In most countries, pharmacists must undertake continuing professional development (CPD) and typically are open to education that influences and benefits their professional practice [15]. In Ireland, the Pharmacy Act 2007 requires that all pharmacists in Ireland must undertake continuing professional development (CPD). This study acts as a proof of concept and the intervention presented here could be integrated into a CPD for gout management. This would have the benefit of increasing the reach of this information to pharmacists. An extended CPD could also incorporate other important areas for gout management that were beyond the scope of this study, such as lifestyle recommendations, medication selection and treatment of acute gout. We would recommend a co-design approach for this CPD between rheumatologists and pharmacists to ensure the most up to date knowledge is being disseminated to pharmacists in a manner most suited and accessible to practising pharmacists. A co-design approach could also improve the interest and uptake of a gout CPD module by pharmacists [16]. The onus is on the rheumatology community to communicate to pharmacists and other health care providers about up-to-date recommendations for gout management.

We have demonstrated that co-designing an education intervention with pharmacists can be an effective, low-cost way to increase pharmacist knowledge on the management of gout. In this study we assessed a single intervention. Of note, in our study a relatively high proportion of pharmacists that, despite having received the educational intervention, have insufficient knowledge about certain areas of gout management. The intervention was assessed approximately nine months after the training was released onto the pharmacist eLearning platform. The lag time between training and assessment was used to model the real world. However, spaced learning may be beneficial to reinforce education on gout management in the long-term. Thus, periodic review sessions with gout pharmacists on key gout management points could compound learning, although this has yet to be assessed.

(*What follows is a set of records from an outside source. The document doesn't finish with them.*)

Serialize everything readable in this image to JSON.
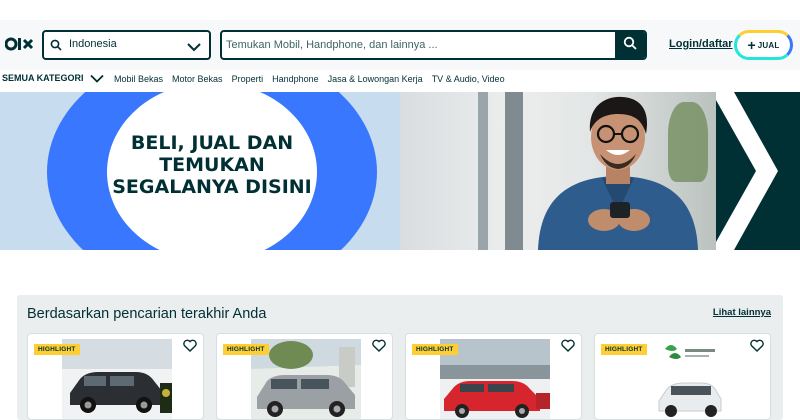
{
  "header": {
    "logo_text": "OLX",
    "location": {
      "value": "Indonesia",
      "icon": "search-icon",
      "dropdown_icon": "chevron-down-icon"
    },
    "search": {
      "placeholder": "Temukan Mobil, Handphone, dan lainnya ...",
      "button_icon": "search-icon"
    },
    "login_label": "Login/daftar",
    "sell_label": "JUAL",
    "sell_icon": "plus-icon"
  },
  "categories": {
    "all_label": "SEMUA KATEGORI",
    "items": [
      {
        "label": "Mobil Bekas"
      },
      {
        "label": "Motor Bekas"
      },
      {
        "label": "Properti"
      },
      {
        "label": "Handphone"
      },
      {
        "label": "Jasa & Lowongan Kerja"
      },
      {
        "label": "TV & Audio, Video"
      }
    ]
  },
  "banner": {
    "headline_lines": [
      "BELI, JUAL DAN",
      "TEMUKAN",
      "SEGALANYA DISINI"
    ]
  },
  "recent": {
    "title": "Berdasarkan pencarian terakhir Anda",
    "see_more_label": "Lihat lainnya",
    "cards": [
      {
        "badge": "HIGHLIGHT",
        "heart_icon": "heart-icon",
        "car_color": "#2b2f33"
      },
      {
        "badge": "HIGHLIGHT",
        "heart_icon": "heart-icon",
        "car_color": "#9aa0a4"
      },
      {
        "badge": "HIGHLIGHT",
        "heart_icon": "heart-icon",
        "car_color": "#d7252d"
      },
      {
        "badge": "HIGHLIGHT",
        "heart_icon": "heart-icon",
        "car_color": "#e9ecee"
      }
    ]
  },
  "colors": {
    "brand": "#002f34",
    "accent_blue": "#3a77ff",
    "accent_teal": "#23e5db",
    "accent_yellow": "#ffce32"
  }
}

Distributed or spaced learning may be better for maintaining long-term knowledge, but other obstacles may prevent this approach from being applicable in a real-world scenario [17]. Given the breadth of the community pharmacist’s remit, there is seldom the incentive or feasibility to methodically revisit previously learned materials. This will need to be considered in follow up studies address this approach.

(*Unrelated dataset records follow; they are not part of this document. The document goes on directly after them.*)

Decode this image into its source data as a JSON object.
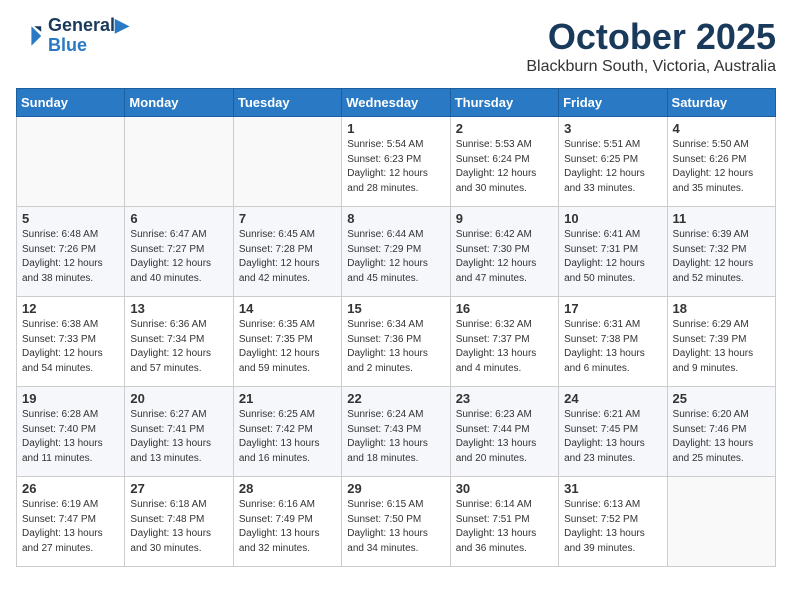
{
  "logo": {
    "line1": "General",
    "line2": "Blue"
  },
  "title": "October 2025",
  "location": "Blackburn South, Victoria, Australia",
  "weekdays": [
    "Sunday",
    "Monday",
    "Tuesday",
    "Wednesday",
    "Thursday",
    "Friday",
    "Saturday"
  ],
  "weeks": [
    [
      {
        "day": "",
        "info": ""
      },
      {
        "day": "",
        "info": ""
      },
      {
        "day": "",
        "info": ""
      },
      {
        "day": "1",
        "info": "Sunrise: 5:54 AM\nSunset: 6:23 PM\nDaylight: 12 hours\nand 28 minutes."
      },
      {
        "day": "2",
        "info": "Sunrise: 5:53 AM\nSunset: 6:24 PM\nDaylight: 12 hours\nand 30 minutes."
      },
      {
        "day": "3",
        "info": "Sunrise: 5:51 AM\nSunset: 6:25 PM\nDaylight: 12 hours\nand 33 minutes."
      },
      {
        "day": "4",
        "info": "Sunrise: 5:50 AM\nSunset: 6:26 PM\nDaylight: 12 hours\nand 35 minutes."
      }
    ],
    [
      {
        "day": "5",
        "info": "Sunrise: 6:48 AM\nSunset: 7:26 PM\nDaylight: 12 hours\nand 38 minutes."
      },
      {
        "day": "6",
        "info": "Sunrise: 6:47 AM\nSunset: 7:27 PM\nDaylight: 12 hours\nand 40 minutes."
      },
      {
        "day": "7",
        "info": "Sunrise: 6:45 AM\nSunset: 7:28 PM\nDaylight: 12 hours\nand 42 minutes."
      },
      {
        "day": "8",
        "info": "Sunrise: 6:44 AM\nSunset: 7:29 PM\nDaylight: 12 hours\nand 45 minutes."
      },
      {
        "day": "9",
        "info": "Sunrise: 6:42 AM\nSunset: 7:30 PM\nDaylight: 12 hours\nand 47 minutes."
      },
      {
        "day": "10",
        "info": "Sunrise: 6:41 AM\nSunset: 7:31 PM\nDaylight: 12 hours\nand 50 minutes."
      },
      {
        "day": "11",
        "info": "Sunrise: 6:39 AM\nSunset: 7:32 PM\nDaylight: 12 hours\nand 52 minutes."
      }
    ],
    [
      {
        "day": "12",
        "info": "Sunrise: 6:38 AM\nSunset: 7:33 PM\nDaylight: 12 hours\nand 54 minutes."
      },
      {
        "day": "13",
        "info": "Sunrise: 6:36 AM\nSunset: 7:34 PM\nDaylight: 12 hours\nand 57 minutes."
      },
      {
        "day": "14",
        "info": "Sunrise: 6:35 AM\nSunset: 7:35 PM\nDaylight: 12 hours\nand 59 minutes."
      },
      {
        "day": "15",
        "info": "Sunrise: 6:34 AM\nSunset: 7:36 PM\nDaylight: 13 hours\nand 2 minutes."
      },
      {
        "day": "16",
        "info": "Sunrise: 6:32 AM\nSunset: 7:37 PM\nDaylight: 13 hours\nand 4 minutes."
      },
      {
        "day": "17",
        "info": "Sunrise: 6:31 AM\nSunset: 7:38 PM\nDaylight: 13 hours\nand 6 minutes."
      },
      {
        "day": "18",
        "info": "Sunrise: 6:29 AM\nSunset: 7:39 PM\nDaylight: 13 hours\nand 9 minutes."
      }
    ],
    [
      {
        "day": "19",
        "info": "Sunrise: 6:28 AM\nSunset: 7:40 PM\nDaylight: 13 hours\nand 11 minutes."
      },
      {
        "day": "20",
        "info": "Sunrise: 6:27 AM\nSunset: 7:41 PM\nDaylight: 13 hours\nand 13 minutes."
      },
      {
        "day": "21",
        "info": "Sunrise: 6:25 AM\nSunset: 7:42 PM\nDaylight: 13 hours\nand 16 minutes."
      },
      {
        "day": "22",
        "info": "Sunrise: 6:24 AM\nSunset: 7:43 PM\nDaylight: 13 hours\nand 18 minutes."
      },
      {
        "day": "23",
        "info": "Sunrise: 6:23 AM\nSunset: 7:44 PM\nDaylight: 13 hours\nand 20 minutes."
      },
      {
        "day": "24",
        "info": "Sunrise: 6:21 AM\nSunset: 7:45 PM\nDaylight: 13 hours\nand 23 minutes."
      },
      {
        "day": "25",
        "info": "Sunrise: 6:20 AM\nSunset: 7:46 PM\nDaylight: 13 hours\nand 25 minutes."
      }
    ],
    [
      {
        "day": "26",
        "info": "Sunrise: 6:19 AM\nSunset: 7:47 PM\nDaylight: 13 hours\nand 27 minutes."
      },
      {
        "day": "27",
        "info": "Sunrise: 6:18 AM\nSunset: 7:48 PM\nDaylight: 13 hours\nand 30 minutes."
      },
      {
        "day": "28",
        "info": "Sunrise: 6:16 AM\nSunset: 7:49 PM\nDaylight: 13 hours\nand 32 minutes."
      },
      {
        "day": "29",
        "info": "Sunrise: 6:15 AM\nSunset: 7:50 PM\nDaylight: 13 hours\nand 34 minutes."
      },
      {
        "day": "30",
        "info": "Sunrise: 6:14 AM\nSunset: 7:51 PM\nDaylight: 13 hours\nand 36 minutes."
      },
      {
        "day": "31",
        "info": "Sunrise: 6:13 AM\nSunset: 7:52 PM\nDaylight: 13 hours\nand 39 minutes."
      },
      {
        "day": "",
        "info": ""
      }
    ]
  ]
}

Strengths to this study include the co-design of the intervention with pharmacists and use of pharmacist-run learning platforms to maximise the accessibility of the intervention to the target audience. The limitations are the small sample size relative to the number of pharmacists registered in Ireland. This study focused on a specific issue encountered in practice. There are other relevant management issues related to gout management beyond the scope of this study. Thus, the survey results may not reflect all pharmacists’ knowledge.

Conclusions

Gout is a well characterised disease with effective pharmaceutical intervention available. Yet, adherence to gout treatment is poor and the underlying reasons are complex. Education to improve gout management is typically focused on patients and doctors. Here we identify a gap in gout management within pharmacists, key providers of medical education to patients. We demonstrate that a short education intervention can increase pharmacist knowledge. These data also highlight the importance of open communication between rheumatologists and pharmacists if gout management recommendations are to be implemented in practice.